L’inflazione supera il 10 per cento e la disoccupazione il 15. Gli effetti sono allarmanti: la povertà colpisce il 20 per cento della popolazione. Da mesi è in sospeso un prestito del Fmi di circa 1,9 miliardi di dollari condizionato, tra l’altro, da una ristrutturazione di oltre 100 imprese pubbliche.

Si riparte dunque dal 2011? La rivoluzione dei gelsomini non ha dato l’esito sperato, ma i processi di democratizzazione dopo una dittatura sono spesso ostacolati dalla mancanza di istituzioni solide, mire personali, corruzione. Così il parlamento è stato ostaggio degli islamisti o della frammentazione politica che ha aperto la via all’autoritarismo del paladino dei senza-partito, Kais Saied.
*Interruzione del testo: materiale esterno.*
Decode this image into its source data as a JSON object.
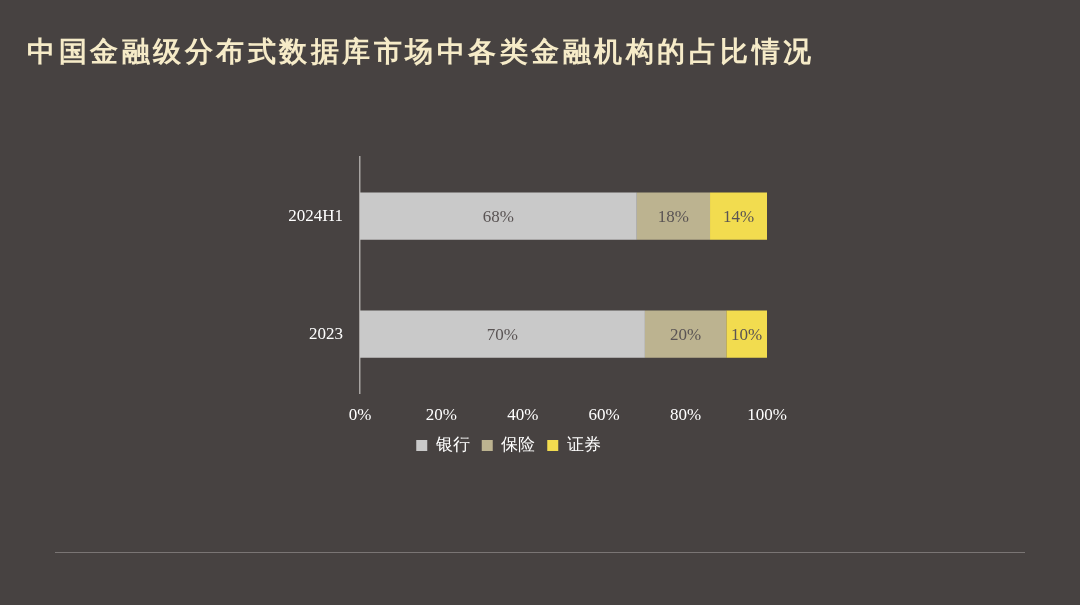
{
  "chart_data": {
    "type": "bar",
    "title": "中国金融级分布式数据库市场中各类金融机构的占比情况",
    "orientation": "horizontal",
    "stacked": true,
    "categories": [
      "2024H1",
      "2023"
    ],
    "series": [
      {
        "name": "银行",
        "color": "#c9c9c9",
        "values": [
          68,
          70
        ],
        "value_labels": [
          "68%",
          "70%"
        ]
      },
      {
        "name": "保险",
        "color": "#bcb390",
        "values": [
          18,
          20
        ],
        "value_labels": [
          "18%",
          "20%"
        ]
      },
      {
        "name": "证券",
        "color": "#f2dc4f",
        "values": [
          14,
          10
        ],
        "value_labels": [
          "14%",
          "10%"
        ]
      }
    ],
    "xlim": [
      0,
      100
    ],
    "xticks": [
      {
        "value": 0,
        "label": "0%"
      },
      {
        "value": 20,
        "label": "20%"
      },
      {
        "value": 40,
        "label": "40%"
      },
      {
        "value": 60,
        "label": "60%"
      },
      {
        "value": 80,
        "label": "80%"
      },
      {
        "value": 100,
        "label": "100%"
      }
    ],
    "grid": false,
    "legend": "bottom"
  }
}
L’opposizione al «golpe» del presidente non sembra tuttavia aver ridato credibilità ai partiti, con l’unica eccezione del Partito desturiano libero (Pdl) di Abir Moussi, la carismatica e ambiziosa avvocata già leader del partito di Ben Ali, ritenuta dai sondaggi, con oltre il 40 per cento, l’unica alternativa valida al presidente. Come gli altri partiti dell’opposizione Abir Moussi chiede le dimissioni del presidente e nuove elezioni, ma nello stesso tempo si scaglia contro l’islam politico impersonato da Rachid Ghannouchi fondatore di Ennahdha, la versione tunisina dei Fratelli musulmani, da lei considerato la causa di tutti i mali dopo il 2011.

Tuttavia, travolto da scandali e inchieste giudiziarie che hanno portato in carcere anche l’ex-primo ministro Ali Larayedh, Ennahdha ha esaurito il credito politico che aveva permesso agli islamisti di vincere le prime elezioni dopo il 2011.
In questo panorama una carta importante potrebbe essere giocata dal sindacato, l’Unione generale dei lavoratori tunisini (Ugtt). Il segretario generale Noureddin Taboubi ha invitato i sindacalisti a mobilitarsi «per una battaglia nazionale ben organizzata per salvare il paese».
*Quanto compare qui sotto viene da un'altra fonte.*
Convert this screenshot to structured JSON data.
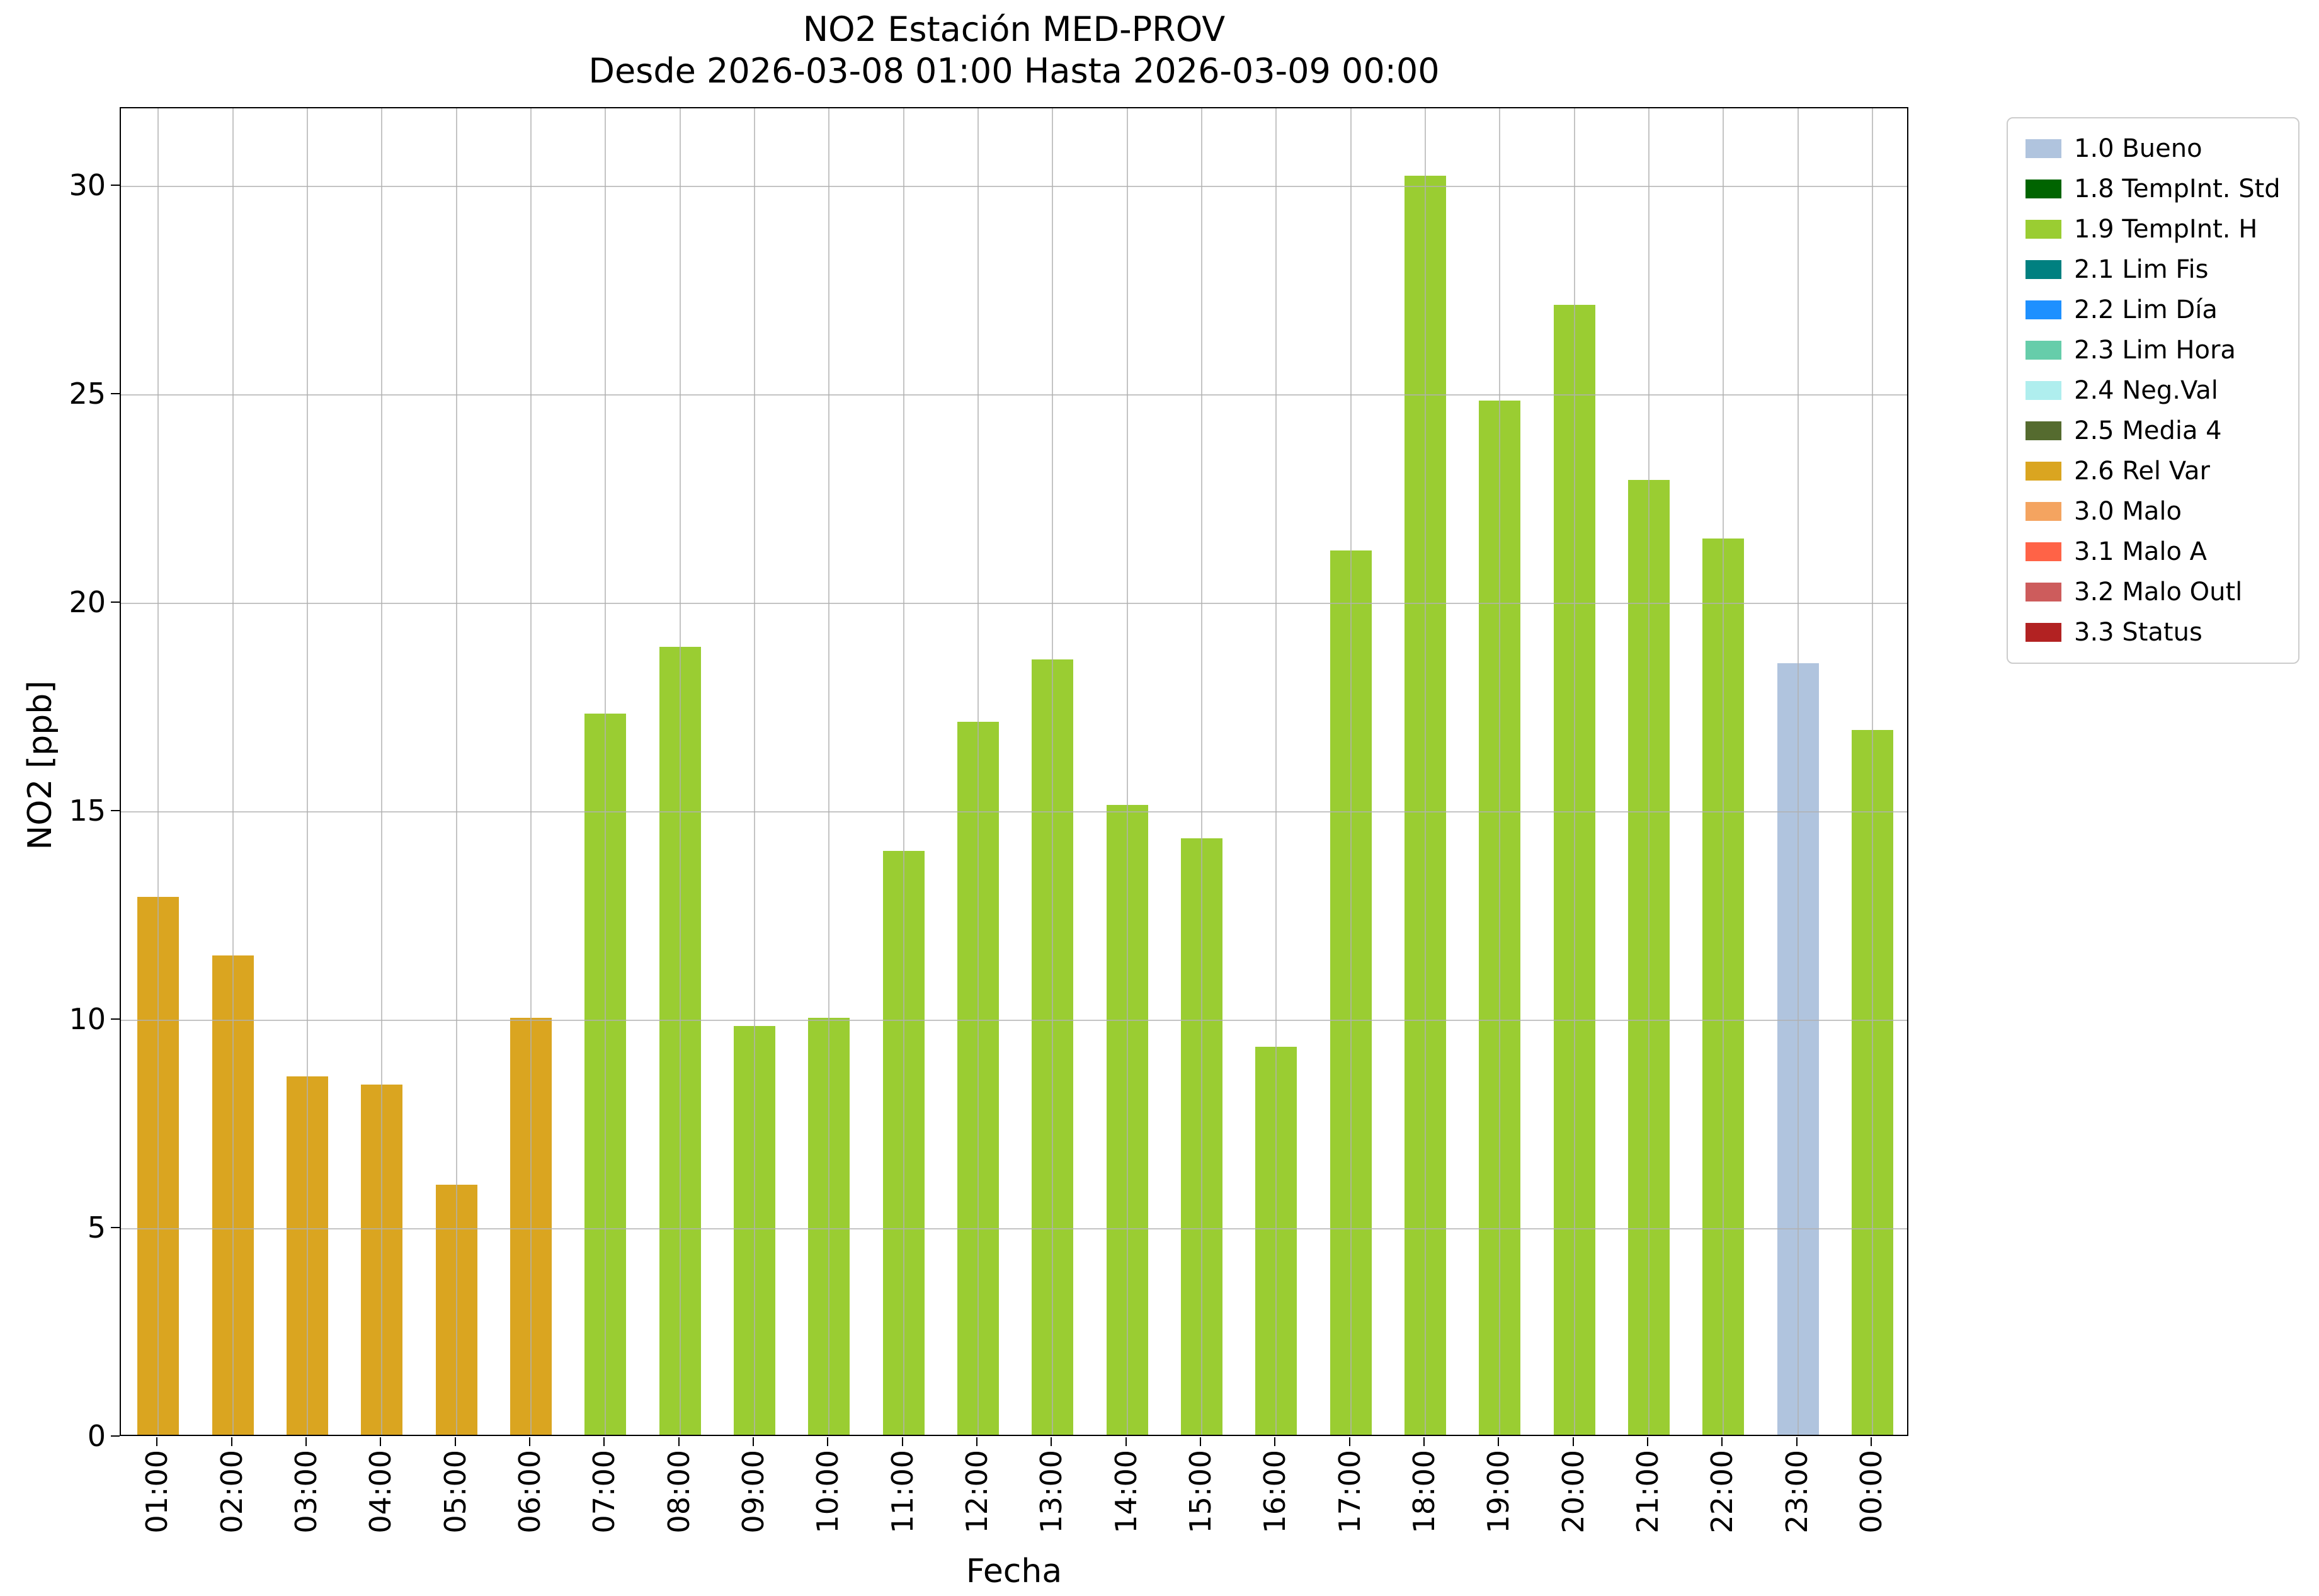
{
  "chart_data": {
    "type": "bar",
    "title": "NO2 Estación MED-PROV",
    "subtitle": "Desde 2026-03-08 01:00 Hasta 2026-03-09 00:00",
    "xlabel": "Fecha",
    "ylabel": "NO2 [ppb]",
    "ylim": [
      0,
      31.87
    ],
    "yticks": [
      0,
      5,
      10,
      15,
      20,
      25,
      30
    ],
    "grid": true,
    "legend_position": "outside-top-right",
    "categories": [
      "01:00",
      "02:00",
      "03:00",
      "04:00",
      "05:00",
      "06:00",
      "07:00",
      "08:00",
      "09:00",
      "10:00",
      "11:00",
      "12:00",
      "13:00",
      "14:00",
      "15:00",
      "16:00",
      "17:00",
      "18:00",
      "19:00",
      "20:00",
      "21:00",
      "22:00",
      "23:00",
      "00:00"
    ],
    "values": [
      12.9,
      11.5,
      8.6,
      8.4,
      6.0,
      10.0,
      17.3,
      18.9,
      9.8,
      10.0,
      14.0,
      17.1,
      18.6,
      15.1,
      14.3,
      9.3,
      21.2,
      30.2,
      24.8,
      27.1,
      22.9,
      21.5,
      18.5,
      16.9
    ],
    "bar_status": [
      "2.6 Rel Var",
      "2.6 Rel Var",
      "2.6 Rel Var",
      "2.6 Rel Var",
      "2.6 Rel Var",
      "2.6 Rel Var",
      "1.9 TempInt. H",
      "1.9 TempInt. H",
      "1.9 TempInt. H",
      "1.9 TempInt. H",
      "1.9 TempInt. H",
      "1.9 TempInt. H",
      "1.9 TempInt. H",
      "1.9 TempInt. H",
      "1.9 TempInt. H",
      "1.9 TempInt. H",
      "1.9 TempInt. H",
      "1.9 TempInt. H",
      "1.9 TempInt. H",
      "1.9 TempInt. H",
      "1.9 TempInt. H",
      "1.9 TempInt. H",
      "1.0 Bueno",
      "1.9 TempInt. H"
    ],
    "legend_entries": [
      {
        "label": "1.0 Bueno",
        "color": "#B0C4DE"
      },
      {
        "label": "1.8 TempInt. Std",
        "color": "#006400"
      },
      {
        "label": "1.9 TempInt. H",
        "color": "#9ACD32"
      },
      {
        "label": "2.1 Lim Fis",
        "color": "#008080"
      },
      {
        "label": "2.2 Lim Día",
        "color": "#1E90FF"
      },
      {
        "label": "2.3 Lim Hora",
        "color": "#66CDAA"
      },
      {
        "label": "2.4 Neg.Val",
        "color": "#AFEEEE"
      },
      {
        "label": "2.5 Media 4",
        "color": "#556B2F"
      },
      {
        "label": "2.6 Rel Var",
        "color": "#DAA520"
      },
      {
        "label": "3.0 Malo",
        "color": "#F4A460"
      },
      {
        "label": "3.1 Malo A",
        "color": "#FF6347"
      },
      {
        "label": "3.2 Malo Outl",
        "color": "#CD5C5C"
      },
      {
        "label": "3.3 Status",
        "color": "#B22222"
      }
    ]
  }
}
L’iniziativa «di salvezza nazionale», che si propone di esaminare la possibilità di tenere elezioni presidenziali anticipate, di emendare la costituzione e la legge elettorale, è stata lanciata dal sindacato in collaborazione con l’Ordine degli avvocati, la Lega tunisina dei diritti dell’uomo (Ltdh) e il Forum tunisino dei diritti economici e sociali (Ftdes). L’iniziativa sembra prefigurare una nuova edizione del Quartetto che nel 2015 aveva vinto il Premio Nobel per la pace «per il suo contributo decisivo alla costruzione di una democrazia pluralista in Tunisia dopo la rivoluzione dei Gelsomini del 2011». Creato nell’estate del 2013, «quando il processo di democratizzazione era sul punto di crollare sotto il peso di assassini politici e disordini», era stato decisivo per evitare che il paese precipitasse nella guerra civile.
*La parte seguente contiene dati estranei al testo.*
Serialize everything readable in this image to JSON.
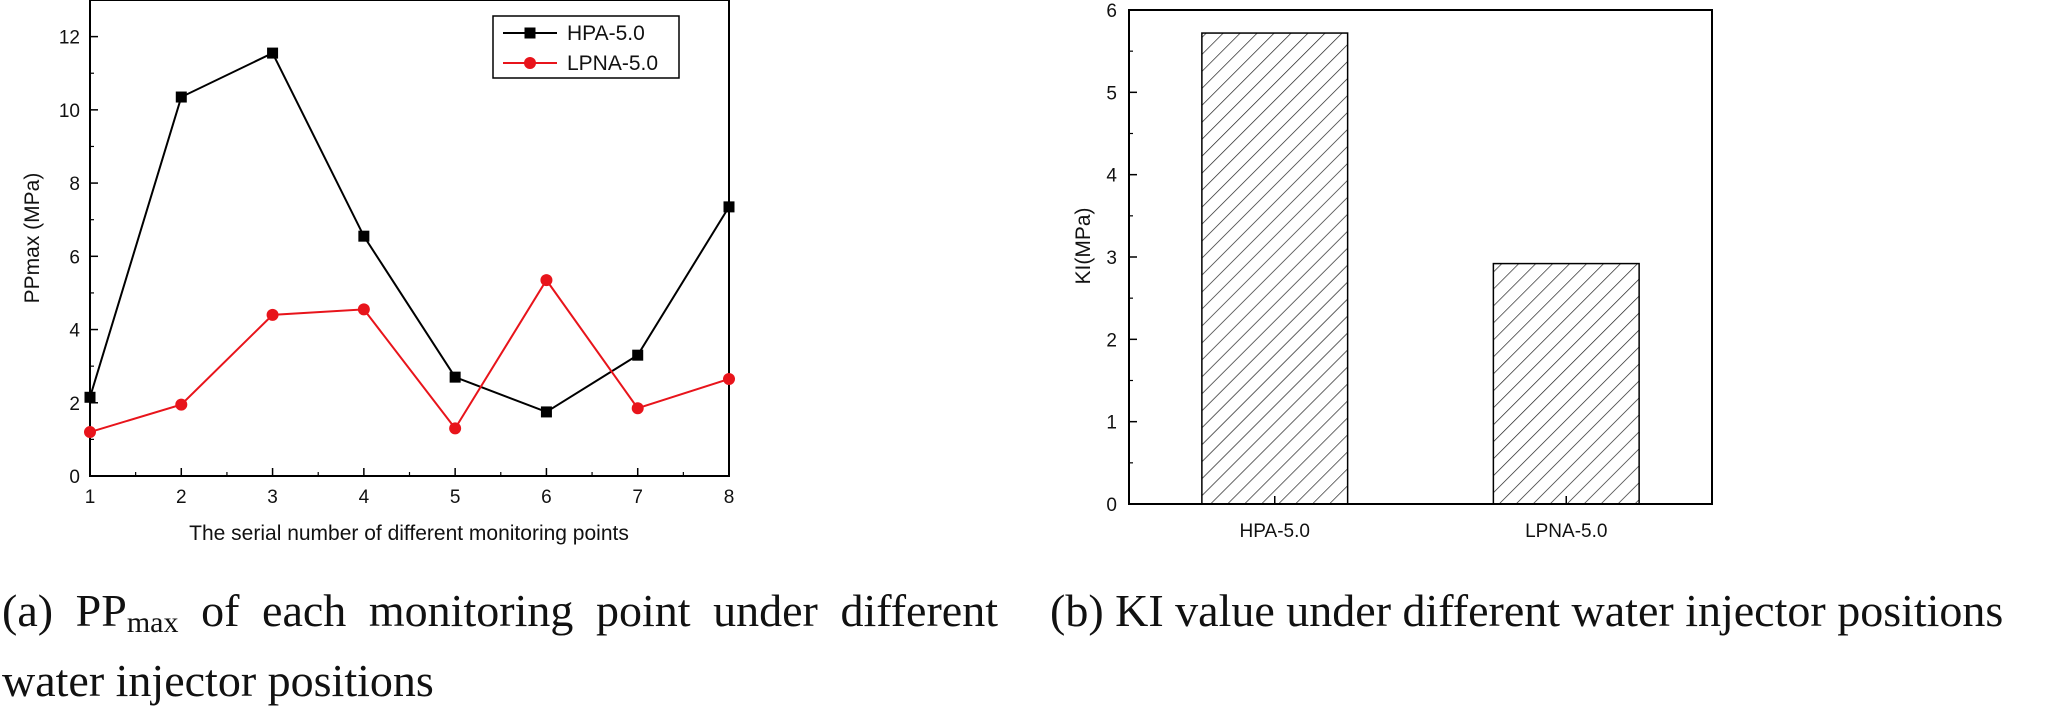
{
  "chart_data": [
    {
      "type": "line",
      "xlabel": "The serial number of different monitoring points",
      "ylabel": "PPmax (MPa)",
      "xlim": [
        1,
        8
      ],
      "ylim": [
        0,
        13
      ],
      "x_ticks": [
        "1",
        "2",
        "3",
        "4",
        "5",
        "6",
        "7",
        "8"
      ],
      "y_ticks": [
        "0",
        "2",
        "4",
        "6",
        "8",
        "10",
        "12"
      ],
      "legend_placement": "top-right",
      "x": [
        1,
        2,
        3,
        4,
        5,
        6,
        7,
        8
      ],
      "series": [
        {
          "name": "HPA-5.0",
          "color": "#000000",
          "marker": "square",
          "values": [
            2.15,
            10.35,
            11.55,
            6.55,
            2.7,
            1.75,
            3.3,
            7.35
          ]
        },
        {
          "name": "LPNA-5.0",
          "color": "#e8141b",
          "marker": "circle",
          "values": [
            1.2,
            1.95,
            4.4,
            4.55,
            1.3,
            5.35,
            1.85,
            2.65
          ]
        }
      ],
      "caption": {
        "prefix": "(a) PP",
        "subscript": "max",
        "rest": " of each monitoring point under different water injector positions"
      }
    },
    {
      "type": "bar",
      "ylabel": "KI(MPa)",
      "ylim": [
        0,
        6
      ],
      "y_ticks": [
        "0",
        "1",
        "2",
        "3",
        "4",
        "5",
        "6"
      ],
      "categories": [
        "HPA-5.0",
        "LPNA-5.0"
      ],
      "values": [
        5.72,
        2.92
      ],
      "fill": "diagonal-hatch",
      "caption": {
        "text": "(b) KI value under different water injector positions"
      }
    }
  ]
}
L’unica differenza rispetto ad allora è che nel Quartetto Utica (la Confindustria tunisina) è sostituita dal Ftdes, ma le proposte – sostiene l’Ugtt – saranno presentate alle organizzazioni della società civile, ai partiti politici e anche al presidente della Repubblica. Il sindacato ritiene infatti imprescindibile consultare il presidente sulle iniziative da prendere per uscire dall’impasse mentre per i partiti il punto di partenza è l’uscita di scena di Kais Saied.